Following is a visualization of one frame of optical flow:
Any points that moved outside of the frame during the course of the shifting were discarded. These points are visualized in the following image:

The following is a visualization of 20 random keypoints' movements superimposed over the first frame:

Structure from Motion

This section is concerned with generating the 3d coordinates of the 2d tracked points. What this means is recovering the camera parameters and 3d points from the observed 2d points. We do this by creating a measurement matrix composed of the observed 2d points. This measurement matrix is then factorized. From the results from the factorization, we can arrive at a possible decomposition to get the camera parameters and 3d points. This gives a possible 3d reconstruction, but off by an affine transformation. This all follows the method layed out by Tomasi, Kanade, and Morita. To attempt to eliminate this affine ambiguity, we enforced the constraint that the image axes must be perpendicular. This was done using the method described by Morita and Kanade (1997).

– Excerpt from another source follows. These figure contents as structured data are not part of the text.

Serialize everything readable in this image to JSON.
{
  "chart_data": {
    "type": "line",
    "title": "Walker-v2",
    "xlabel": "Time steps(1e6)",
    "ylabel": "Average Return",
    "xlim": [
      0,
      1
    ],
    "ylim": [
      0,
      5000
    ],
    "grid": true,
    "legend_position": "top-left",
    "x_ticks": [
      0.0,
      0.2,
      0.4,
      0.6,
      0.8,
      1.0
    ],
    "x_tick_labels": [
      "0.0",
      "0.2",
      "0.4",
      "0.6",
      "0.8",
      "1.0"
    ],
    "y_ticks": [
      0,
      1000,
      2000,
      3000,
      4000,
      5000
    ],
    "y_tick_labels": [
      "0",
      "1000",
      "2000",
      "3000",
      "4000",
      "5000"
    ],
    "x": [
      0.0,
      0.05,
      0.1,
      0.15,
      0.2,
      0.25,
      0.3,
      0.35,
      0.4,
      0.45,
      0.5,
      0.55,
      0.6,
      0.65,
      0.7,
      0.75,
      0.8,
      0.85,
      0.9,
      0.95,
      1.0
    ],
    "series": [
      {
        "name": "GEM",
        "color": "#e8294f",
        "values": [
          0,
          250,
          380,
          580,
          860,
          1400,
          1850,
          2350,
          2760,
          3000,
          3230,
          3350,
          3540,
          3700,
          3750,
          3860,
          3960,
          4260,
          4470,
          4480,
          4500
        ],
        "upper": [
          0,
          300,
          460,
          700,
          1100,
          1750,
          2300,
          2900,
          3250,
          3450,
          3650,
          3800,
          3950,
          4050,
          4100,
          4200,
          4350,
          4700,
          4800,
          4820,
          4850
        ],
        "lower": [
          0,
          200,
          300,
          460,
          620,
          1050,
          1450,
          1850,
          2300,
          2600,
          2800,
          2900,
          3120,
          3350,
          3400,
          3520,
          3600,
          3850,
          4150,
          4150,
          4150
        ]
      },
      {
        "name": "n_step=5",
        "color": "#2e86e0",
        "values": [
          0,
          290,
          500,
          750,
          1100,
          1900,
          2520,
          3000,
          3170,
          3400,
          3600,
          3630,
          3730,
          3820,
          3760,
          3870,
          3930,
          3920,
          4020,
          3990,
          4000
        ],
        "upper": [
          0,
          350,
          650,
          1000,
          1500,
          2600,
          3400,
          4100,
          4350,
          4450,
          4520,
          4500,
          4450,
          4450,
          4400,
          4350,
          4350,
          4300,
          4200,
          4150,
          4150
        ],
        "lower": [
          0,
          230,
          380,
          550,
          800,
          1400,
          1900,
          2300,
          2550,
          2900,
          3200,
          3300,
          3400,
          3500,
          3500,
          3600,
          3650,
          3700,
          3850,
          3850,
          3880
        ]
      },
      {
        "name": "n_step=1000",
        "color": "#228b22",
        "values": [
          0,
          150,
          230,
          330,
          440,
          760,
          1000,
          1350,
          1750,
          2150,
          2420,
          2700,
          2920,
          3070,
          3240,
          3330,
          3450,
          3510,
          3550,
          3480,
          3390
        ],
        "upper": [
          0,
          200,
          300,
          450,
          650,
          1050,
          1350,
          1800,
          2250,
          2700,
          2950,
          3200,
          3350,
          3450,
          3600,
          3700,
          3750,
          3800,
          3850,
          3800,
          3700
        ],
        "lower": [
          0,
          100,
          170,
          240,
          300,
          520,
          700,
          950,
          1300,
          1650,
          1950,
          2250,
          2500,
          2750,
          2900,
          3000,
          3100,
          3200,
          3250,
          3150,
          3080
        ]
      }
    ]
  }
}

Following are three different views of the generated point cloud with an associated surface map (including camera directions indicated by red lines):

Following are three plots, representing the three dimensions of the estimated camera position through the frames (x, y, and z versus frames).

Affine Ambiguity Details

1. No metric constraints: This led to an extremely flattened 3d reconstruction of the hotel.

2. Metric constraints as explained in Morita and Kanade (1997) 859-860: I utilized the system of equations described in the paper (G, l, and c). The Morita and Kanade paper gives a full explanation of the algorithm. Eliminating this affine ambiguity vastly improved my results (pictured above).

Conclusion

Overall, this method functioned well. Most of the keypoints were well tracked throughout the frames (except for a number of points in the less-textured portion of the images). Further, the structure from motion generated a reasonable point cloud and surface map for the sequence of frames.